Goldburg on bongos, and Jonathan Quigley, aka Crucial Q, on
vocals and washboard. Rumor holds that OLV grad Steve Brown may
unleash his sousaphone, lending the Boys some second-line oompah,
with Paul Spillenger, lower Manhattan’s gift to the guitar and
banjo, also threatening a strum-by.
Some term the Boys the conventional weapons
division of WMD, a funkin’, poppin’, rockin’ soul outfit that
began as a trio and mutated into a twelvesome, drawing a rowdy
house at DC9 and livelying up the ‘hood with Sunday afternoon
sessions that drew more than one curious and ultimately
appreciative onlooker. “WMD” refers not to elusive armaments but
to founding members Wein, drummer Ian Martinez (now entering
exile deep in southwestern Indiana as a stalwart of the Obama
campaign), and Dolan.
Contrarians suggest that the Sherier Mountain Boys enjoy at
least a theoretical tongue-in-cheekish onomastic connection to
the Rosslyn Mountain Boys, who, when Hector was a pup and before
they turned into Payday, variously played in Claude Jones, the
Hangmen, the Reekers, and other Washington rock aggregations
that date so far back you’d have to drill deep into the archives
or buttonhole Richard Harrington to find them.

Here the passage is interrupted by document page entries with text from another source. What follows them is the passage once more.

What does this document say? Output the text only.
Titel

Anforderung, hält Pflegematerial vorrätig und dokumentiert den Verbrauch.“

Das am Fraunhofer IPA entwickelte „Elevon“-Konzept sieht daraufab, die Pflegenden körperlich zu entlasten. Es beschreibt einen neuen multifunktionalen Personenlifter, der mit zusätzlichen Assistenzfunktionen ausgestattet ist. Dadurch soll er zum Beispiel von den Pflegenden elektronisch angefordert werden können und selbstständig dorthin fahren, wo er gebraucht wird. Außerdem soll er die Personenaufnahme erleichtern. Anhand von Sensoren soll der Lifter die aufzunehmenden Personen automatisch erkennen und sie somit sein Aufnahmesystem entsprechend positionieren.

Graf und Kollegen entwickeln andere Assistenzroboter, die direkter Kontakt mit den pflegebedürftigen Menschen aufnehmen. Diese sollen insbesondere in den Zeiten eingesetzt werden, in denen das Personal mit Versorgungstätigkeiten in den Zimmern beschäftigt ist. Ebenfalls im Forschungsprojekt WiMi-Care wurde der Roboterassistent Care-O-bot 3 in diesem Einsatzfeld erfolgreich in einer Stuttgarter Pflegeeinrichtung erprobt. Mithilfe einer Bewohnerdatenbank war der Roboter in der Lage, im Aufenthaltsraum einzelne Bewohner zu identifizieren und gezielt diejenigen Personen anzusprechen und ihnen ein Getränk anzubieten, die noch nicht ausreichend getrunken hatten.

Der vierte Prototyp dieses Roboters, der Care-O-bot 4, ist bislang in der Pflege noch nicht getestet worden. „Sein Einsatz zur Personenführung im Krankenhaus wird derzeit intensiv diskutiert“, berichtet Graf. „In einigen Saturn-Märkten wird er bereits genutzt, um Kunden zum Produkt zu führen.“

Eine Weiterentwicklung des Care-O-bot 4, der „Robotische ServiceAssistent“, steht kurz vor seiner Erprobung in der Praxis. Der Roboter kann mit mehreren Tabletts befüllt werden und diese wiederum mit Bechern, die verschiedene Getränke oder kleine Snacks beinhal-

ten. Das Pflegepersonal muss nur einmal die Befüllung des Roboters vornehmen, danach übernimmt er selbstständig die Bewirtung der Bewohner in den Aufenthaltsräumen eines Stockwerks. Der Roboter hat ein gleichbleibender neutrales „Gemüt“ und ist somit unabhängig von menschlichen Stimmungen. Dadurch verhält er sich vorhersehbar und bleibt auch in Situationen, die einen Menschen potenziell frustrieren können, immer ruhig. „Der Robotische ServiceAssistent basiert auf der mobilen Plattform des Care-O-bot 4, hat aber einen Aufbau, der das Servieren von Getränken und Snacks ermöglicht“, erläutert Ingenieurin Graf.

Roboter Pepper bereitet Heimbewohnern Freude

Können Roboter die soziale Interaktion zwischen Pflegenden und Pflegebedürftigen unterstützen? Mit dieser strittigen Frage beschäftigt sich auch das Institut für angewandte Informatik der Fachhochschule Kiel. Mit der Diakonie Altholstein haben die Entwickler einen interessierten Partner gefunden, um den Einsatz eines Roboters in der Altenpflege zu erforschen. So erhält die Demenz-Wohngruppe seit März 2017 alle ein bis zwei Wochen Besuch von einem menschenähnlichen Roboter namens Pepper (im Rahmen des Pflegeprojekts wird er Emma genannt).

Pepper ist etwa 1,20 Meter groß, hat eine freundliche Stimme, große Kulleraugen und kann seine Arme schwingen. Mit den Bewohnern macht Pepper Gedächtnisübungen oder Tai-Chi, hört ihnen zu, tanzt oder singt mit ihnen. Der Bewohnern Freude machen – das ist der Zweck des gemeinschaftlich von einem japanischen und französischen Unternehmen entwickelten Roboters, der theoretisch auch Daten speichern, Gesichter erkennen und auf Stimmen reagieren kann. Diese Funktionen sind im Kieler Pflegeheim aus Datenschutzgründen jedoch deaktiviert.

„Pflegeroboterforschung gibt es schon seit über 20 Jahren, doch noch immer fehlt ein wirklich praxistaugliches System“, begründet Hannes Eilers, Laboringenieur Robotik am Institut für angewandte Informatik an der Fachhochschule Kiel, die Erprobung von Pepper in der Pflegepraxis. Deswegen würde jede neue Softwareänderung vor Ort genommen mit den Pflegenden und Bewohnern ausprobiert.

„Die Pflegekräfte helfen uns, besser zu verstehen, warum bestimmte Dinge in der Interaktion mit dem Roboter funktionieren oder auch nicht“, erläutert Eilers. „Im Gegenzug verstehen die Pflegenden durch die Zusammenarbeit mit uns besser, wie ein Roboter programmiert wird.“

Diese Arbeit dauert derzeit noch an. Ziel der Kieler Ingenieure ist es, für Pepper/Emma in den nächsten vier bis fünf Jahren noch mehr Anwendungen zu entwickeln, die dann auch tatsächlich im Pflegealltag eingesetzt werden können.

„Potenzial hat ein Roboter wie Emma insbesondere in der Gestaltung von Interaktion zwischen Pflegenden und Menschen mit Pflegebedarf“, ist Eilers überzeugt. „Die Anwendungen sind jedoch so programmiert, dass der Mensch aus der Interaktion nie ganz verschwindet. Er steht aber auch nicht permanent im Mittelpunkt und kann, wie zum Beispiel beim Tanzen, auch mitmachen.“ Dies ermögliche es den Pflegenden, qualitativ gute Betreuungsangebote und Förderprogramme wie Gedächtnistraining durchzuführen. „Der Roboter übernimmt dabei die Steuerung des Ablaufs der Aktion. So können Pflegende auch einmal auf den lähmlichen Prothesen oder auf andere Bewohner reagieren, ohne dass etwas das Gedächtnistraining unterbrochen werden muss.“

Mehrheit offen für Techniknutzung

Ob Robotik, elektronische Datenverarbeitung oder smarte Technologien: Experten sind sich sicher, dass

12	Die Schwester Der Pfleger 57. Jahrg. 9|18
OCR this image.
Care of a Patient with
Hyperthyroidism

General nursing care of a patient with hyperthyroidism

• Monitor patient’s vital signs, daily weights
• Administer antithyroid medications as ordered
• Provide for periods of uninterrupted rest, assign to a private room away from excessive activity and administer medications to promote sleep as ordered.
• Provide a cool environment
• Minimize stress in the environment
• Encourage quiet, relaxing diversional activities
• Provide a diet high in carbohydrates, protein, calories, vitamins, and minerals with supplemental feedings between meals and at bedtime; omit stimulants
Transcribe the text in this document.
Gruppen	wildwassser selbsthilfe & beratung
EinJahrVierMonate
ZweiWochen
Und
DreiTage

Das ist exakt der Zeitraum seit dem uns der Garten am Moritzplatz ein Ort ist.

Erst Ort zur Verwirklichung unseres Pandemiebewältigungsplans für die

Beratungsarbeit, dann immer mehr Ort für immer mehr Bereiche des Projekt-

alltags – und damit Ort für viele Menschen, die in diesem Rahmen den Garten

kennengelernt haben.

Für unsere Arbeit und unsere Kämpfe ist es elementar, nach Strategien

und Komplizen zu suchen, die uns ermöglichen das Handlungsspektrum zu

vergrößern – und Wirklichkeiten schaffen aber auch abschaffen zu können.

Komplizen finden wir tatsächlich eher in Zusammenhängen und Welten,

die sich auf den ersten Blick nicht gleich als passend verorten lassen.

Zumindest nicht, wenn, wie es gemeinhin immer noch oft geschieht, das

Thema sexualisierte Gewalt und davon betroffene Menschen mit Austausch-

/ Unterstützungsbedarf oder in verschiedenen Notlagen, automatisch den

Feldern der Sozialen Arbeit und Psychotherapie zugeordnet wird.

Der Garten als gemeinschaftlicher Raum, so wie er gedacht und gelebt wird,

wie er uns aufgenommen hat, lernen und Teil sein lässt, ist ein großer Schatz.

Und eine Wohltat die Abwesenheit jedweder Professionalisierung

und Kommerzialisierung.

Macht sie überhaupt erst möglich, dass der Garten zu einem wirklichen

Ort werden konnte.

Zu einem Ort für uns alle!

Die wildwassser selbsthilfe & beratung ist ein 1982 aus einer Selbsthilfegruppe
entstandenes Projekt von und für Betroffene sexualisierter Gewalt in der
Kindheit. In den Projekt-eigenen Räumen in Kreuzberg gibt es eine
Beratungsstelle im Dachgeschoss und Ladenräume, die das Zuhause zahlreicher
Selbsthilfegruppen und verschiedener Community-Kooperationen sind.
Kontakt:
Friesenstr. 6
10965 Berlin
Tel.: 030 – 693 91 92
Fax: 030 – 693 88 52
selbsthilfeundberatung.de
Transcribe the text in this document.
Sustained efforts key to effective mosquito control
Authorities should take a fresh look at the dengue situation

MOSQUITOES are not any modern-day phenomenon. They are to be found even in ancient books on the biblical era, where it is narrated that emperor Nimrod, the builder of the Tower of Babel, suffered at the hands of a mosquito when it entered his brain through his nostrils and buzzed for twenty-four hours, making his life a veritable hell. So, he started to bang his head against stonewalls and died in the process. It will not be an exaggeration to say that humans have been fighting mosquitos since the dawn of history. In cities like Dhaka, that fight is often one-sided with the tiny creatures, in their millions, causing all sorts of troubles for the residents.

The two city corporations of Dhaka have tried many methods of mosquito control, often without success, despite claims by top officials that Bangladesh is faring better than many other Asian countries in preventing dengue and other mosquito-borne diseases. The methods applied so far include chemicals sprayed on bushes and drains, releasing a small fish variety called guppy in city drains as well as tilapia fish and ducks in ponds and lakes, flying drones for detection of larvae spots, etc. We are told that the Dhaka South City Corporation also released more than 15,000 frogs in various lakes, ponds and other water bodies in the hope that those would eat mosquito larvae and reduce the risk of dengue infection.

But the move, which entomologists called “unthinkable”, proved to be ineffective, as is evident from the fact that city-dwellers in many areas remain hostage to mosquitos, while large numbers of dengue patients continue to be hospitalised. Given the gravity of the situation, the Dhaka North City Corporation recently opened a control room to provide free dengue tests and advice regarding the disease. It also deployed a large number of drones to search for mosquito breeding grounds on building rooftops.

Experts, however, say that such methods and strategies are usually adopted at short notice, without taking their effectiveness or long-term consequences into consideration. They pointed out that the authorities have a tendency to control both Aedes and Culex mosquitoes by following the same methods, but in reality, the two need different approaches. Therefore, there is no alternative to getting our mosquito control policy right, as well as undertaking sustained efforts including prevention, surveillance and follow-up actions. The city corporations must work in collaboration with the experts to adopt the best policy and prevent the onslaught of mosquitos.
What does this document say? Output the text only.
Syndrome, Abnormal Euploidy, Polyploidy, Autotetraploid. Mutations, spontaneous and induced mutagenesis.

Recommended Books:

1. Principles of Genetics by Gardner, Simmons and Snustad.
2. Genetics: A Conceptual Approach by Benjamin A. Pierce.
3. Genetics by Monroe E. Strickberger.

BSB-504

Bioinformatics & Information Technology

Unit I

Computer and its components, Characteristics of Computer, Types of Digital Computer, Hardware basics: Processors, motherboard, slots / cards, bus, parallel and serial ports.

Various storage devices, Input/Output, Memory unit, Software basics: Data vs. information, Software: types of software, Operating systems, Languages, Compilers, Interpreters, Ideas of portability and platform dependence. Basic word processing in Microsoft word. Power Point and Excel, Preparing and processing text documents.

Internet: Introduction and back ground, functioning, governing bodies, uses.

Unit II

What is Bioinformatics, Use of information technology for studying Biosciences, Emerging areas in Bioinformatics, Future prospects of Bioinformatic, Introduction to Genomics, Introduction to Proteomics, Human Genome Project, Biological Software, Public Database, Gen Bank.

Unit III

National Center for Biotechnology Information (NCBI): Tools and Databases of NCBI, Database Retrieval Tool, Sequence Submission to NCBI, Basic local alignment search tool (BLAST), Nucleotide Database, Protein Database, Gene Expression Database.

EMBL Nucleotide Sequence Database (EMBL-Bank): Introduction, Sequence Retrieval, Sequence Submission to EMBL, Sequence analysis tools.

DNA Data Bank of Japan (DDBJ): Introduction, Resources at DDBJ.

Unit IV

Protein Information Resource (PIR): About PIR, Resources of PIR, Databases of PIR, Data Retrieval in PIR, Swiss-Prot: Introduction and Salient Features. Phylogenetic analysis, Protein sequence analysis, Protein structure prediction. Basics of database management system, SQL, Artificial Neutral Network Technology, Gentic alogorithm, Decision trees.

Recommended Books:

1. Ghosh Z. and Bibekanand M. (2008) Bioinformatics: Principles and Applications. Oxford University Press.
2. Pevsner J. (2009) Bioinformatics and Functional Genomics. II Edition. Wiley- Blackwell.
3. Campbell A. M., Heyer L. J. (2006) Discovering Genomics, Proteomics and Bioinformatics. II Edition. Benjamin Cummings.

“None of us claims to be any of those guys,”
said Dolan, by far the oldest Boy. “But there does seem to be a
spiritual link between the idea of mountains in Rosslyn and
mountains on Sherier Place. And who can argue against preserving
the Ward 3 folk blues tradition? We’re rising to an irresistible
occasion. Come down. Buy some produce, throw the change in the
hat, and listen in. You won’t regret it.”